Prospero | Nina Simone

Don't let her be misunderstood

Netflix's first documentary is an impressive look at a jazz great

By J.A.R.B.

“WHAT happened, Miss Simone?”, Liz Garbus’s film about the life of Nina Simone, will be shown on Netflix today. It is the first documentary that the streaming service has commissioned from scratch. But with the likes of HBONow entering the market, Netflix’s attempt to maintain its competitive edge is hardly surprising.

The controversy surrounding a forthcoming Simone biopic, “Nina”, for whose title role Zoe Saldana had her skin darkened, should work in Netflix’s favour. Those seeking an insight into Simone’s life will find a story told largely by the singer herself, with archival interviews, rare concert footage and recently unearthed audio tapes woven together to map the career of an individual whose influence is felt as much today as it was then.

Though most listeners will know Simone, who topped the American charts in 1959 with Gershwin’s "I love you Porgy", for her adaptations of traditional jazz standards, she did not like being labelled a “jazz musician”. “I should have been playing Bach,” she once said. Classically trained, she considered her music, according to her daughter, to be “black classical”.

It was during the 1960s that Simone started using her music to respond to America’s racial politics. Taking control of her sets, she made them more overtly political. Describing American society as being “like a cancer”, and believing an artist should reflect the times, she wanted to “expose the sickness” within it.

She was heavily influenced by Malcolm X and the Black Power movement and spoke out in favour of violence. Footage of Simone bellowing, “Are you ready to smash white things, to burn buildings?” to a jubilant crowd was not uncommon; her sets were soon entirely politicised. But these views were not shared by a large part of the civil-rights movement, and not only did they infuriate her husband and manager, Andrew Stroud, who had controlled Simone’s career to this point, they also alienated producers too. An artist with extremist views did not sell records, but Simone cared little for her marketing appeal. Fuelled by the injustices of the time, an abusive marriage and a still undiagnosed bi-polar disorder, she became increasingly angry. In the end, producers pulled the plug, concerts were cancelled and her fractious marriage ended in divorce.

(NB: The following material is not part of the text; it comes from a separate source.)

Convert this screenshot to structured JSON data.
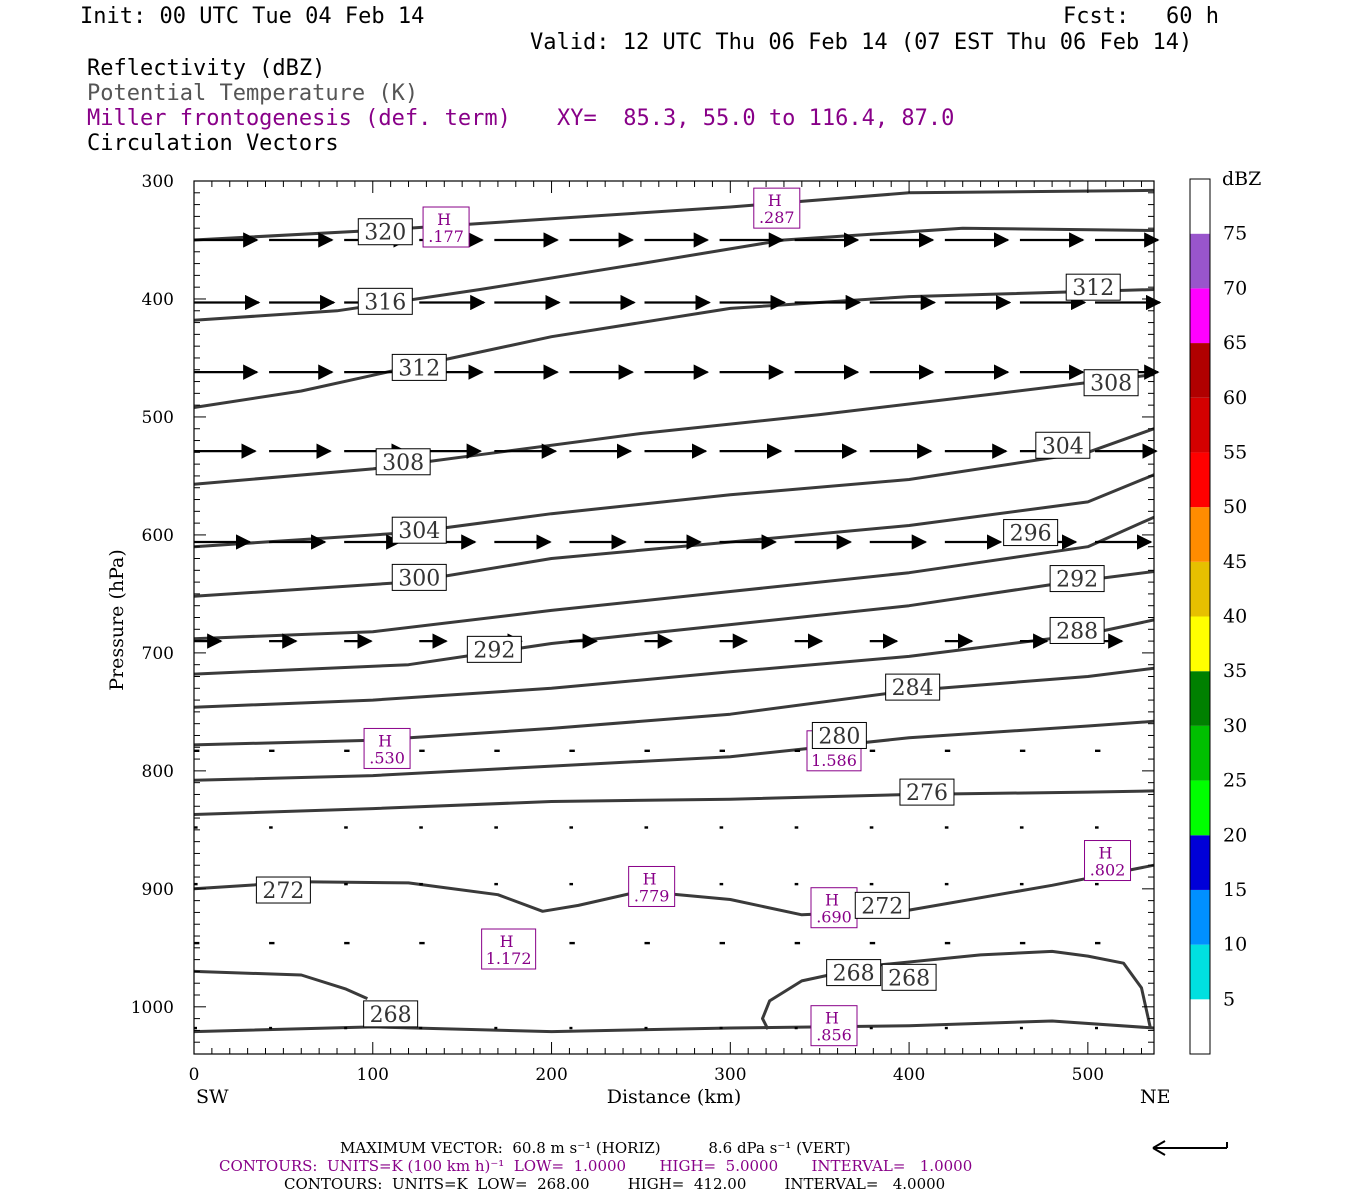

Though she eventually managed to turn her life around (helped by a Chanel advert that used one of her songs, as well as medication and the support of friends and family), Simone never truly appeared satisfied. The film is pervaded by a sense of sadness that is summed up by her poignant performance of Janis Ian’s “Stars”. This story of entertainers who “live their lives in sad cafés and music halls” feels uncomfortably close to Simone’s own. Having lost some sense of purpose as the civil-rights movement faded in the late 60s and early 70s, and believing that the need for political songs had also faded, Simone found herself back playing the same tunes that everybody knew and loved her for, but that ultimately failed to fulfil her.

Today, though, Simone’s “Mississippi Goddam” seems more relevant than ever. The loss of nine lives to a racist shooting in South Carolina on June 17th served as an unnerving reminder of 1963 and the inspiration for Simone’s song, when four black school girls were killed in a bomb attack on a church in Birmingham, Alabama, and the murder of Medgar Evers, an activist shot dead in his drive by the Ku Klux Klan. Simone was successful when she conformed, and abandoned when she rebelled, but this documentary is much more than a chronicle of her life. It is an insight into the reality of stardom, the patriarchal norms of 20th-century America and, notwithstanding the violent overtones, the crucial relevance of Simone’s message today: “I tell you what freedom is to me: no fear”.